Harvard Prof not impressed with Enron directors' settlement

Lucian Bebchuk is a professor at Harvard Law School and a co-author of Pay Without Performance: The Unfulfilled Promise of Executive Compensation. In this NY Times op-ed, Professor Bebchuk takes dead aim at the recent Enron directors' settlement and he does not like what he sees:

With Enron, the failure of the board had disastrous consequences, leading to the second largest bankruptcy in American history and shaking investor confidence. It is difficult to envision a stronger case for imposing a meaningful financial penalty on directors. Yet the settlement fails to do so.

The settlement hardly heralds a new era in which directors who fail to act in shareholders' interests pay the price. If even Enron's board members are treated this gently, then other corporate directors can rest easy.

Professor Bebchuk has a point, but it's a bit simplistic. The main mitigating factor in the Enron directors' settlement is Enron's liberal D&O insurance policy, which is the primary source of funding for the settlement. In the absence of such a liberal policy, plaintiffs' lawyers would hold out for larger contributions of personal assets from individual directors, such as occurred in the directors' settlement in the Worldcom case, where the directors' contributed 20% of their non-exempt net worth.

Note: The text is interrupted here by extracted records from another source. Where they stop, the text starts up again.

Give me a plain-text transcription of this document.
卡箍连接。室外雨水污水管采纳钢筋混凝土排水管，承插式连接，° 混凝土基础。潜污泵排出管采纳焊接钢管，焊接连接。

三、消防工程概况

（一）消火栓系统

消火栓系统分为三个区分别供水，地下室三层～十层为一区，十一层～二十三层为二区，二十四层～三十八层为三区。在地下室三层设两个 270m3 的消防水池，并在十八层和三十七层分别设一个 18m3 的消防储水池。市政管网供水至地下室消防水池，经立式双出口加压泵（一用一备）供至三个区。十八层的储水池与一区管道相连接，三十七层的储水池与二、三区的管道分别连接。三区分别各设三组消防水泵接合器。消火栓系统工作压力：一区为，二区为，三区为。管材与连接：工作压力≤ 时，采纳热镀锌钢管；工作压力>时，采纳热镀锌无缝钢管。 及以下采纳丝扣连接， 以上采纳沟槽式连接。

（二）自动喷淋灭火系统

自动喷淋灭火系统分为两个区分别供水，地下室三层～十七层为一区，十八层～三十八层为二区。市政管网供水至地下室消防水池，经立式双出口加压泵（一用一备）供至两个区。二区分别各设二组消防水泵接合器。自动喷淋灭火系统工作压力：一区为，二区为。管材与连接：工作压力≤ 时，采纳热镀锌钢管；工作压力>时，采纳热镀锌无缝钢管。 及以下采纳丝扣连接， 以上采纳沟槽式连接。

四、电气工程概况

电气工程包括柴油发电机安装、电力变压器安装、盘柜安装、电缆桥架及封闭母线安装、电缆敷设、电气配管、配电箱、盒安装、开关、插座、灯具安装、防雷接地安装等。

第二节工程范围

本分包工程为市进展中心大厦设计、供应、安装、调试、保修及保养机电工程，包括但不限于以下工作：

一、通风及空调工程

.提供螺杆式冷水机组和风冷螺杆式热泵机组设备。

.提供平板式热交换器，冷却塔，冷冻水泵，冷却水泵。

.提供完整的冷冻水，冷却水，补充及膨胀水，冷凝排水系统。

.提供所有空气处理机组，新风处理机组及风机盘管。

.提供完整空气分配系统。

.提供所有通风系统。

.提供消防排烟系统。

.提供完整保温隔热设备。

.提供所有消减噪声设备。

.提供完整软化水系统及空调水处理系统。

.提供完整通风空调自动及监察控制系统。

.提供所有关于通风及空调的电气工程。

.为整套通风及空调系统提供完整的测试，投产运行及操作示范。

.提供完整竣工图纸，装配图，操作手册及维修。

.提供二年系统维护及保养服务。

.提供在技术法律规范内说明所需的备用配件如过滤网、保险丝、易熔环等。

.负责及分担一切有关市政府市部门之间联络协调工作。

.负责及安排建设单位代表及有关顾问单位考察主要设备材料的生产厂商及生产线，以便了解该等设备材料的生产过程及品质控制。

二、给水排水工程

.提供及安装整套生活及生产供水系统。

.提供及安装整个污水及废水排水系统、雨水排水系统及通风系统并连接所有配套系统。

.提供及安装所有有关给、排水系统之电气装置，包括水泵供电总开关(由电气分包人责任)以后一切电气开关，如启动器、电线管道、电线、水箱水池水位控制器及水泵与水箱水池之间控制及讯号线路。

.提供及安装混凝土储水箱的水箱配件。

After Enron, Worldcom and other corporate scandals, liberal D&O policies are rare and more costly. Without that hedge to the risk of director liability, the risk to outside directors has racheted up considerably, as this recent WSJ ($) article reflects. So, it would appear that the market indications are quite contrary to Professor Bebchuk's conclusion that outside directors can "rest easy" with regard to their risk of director liability.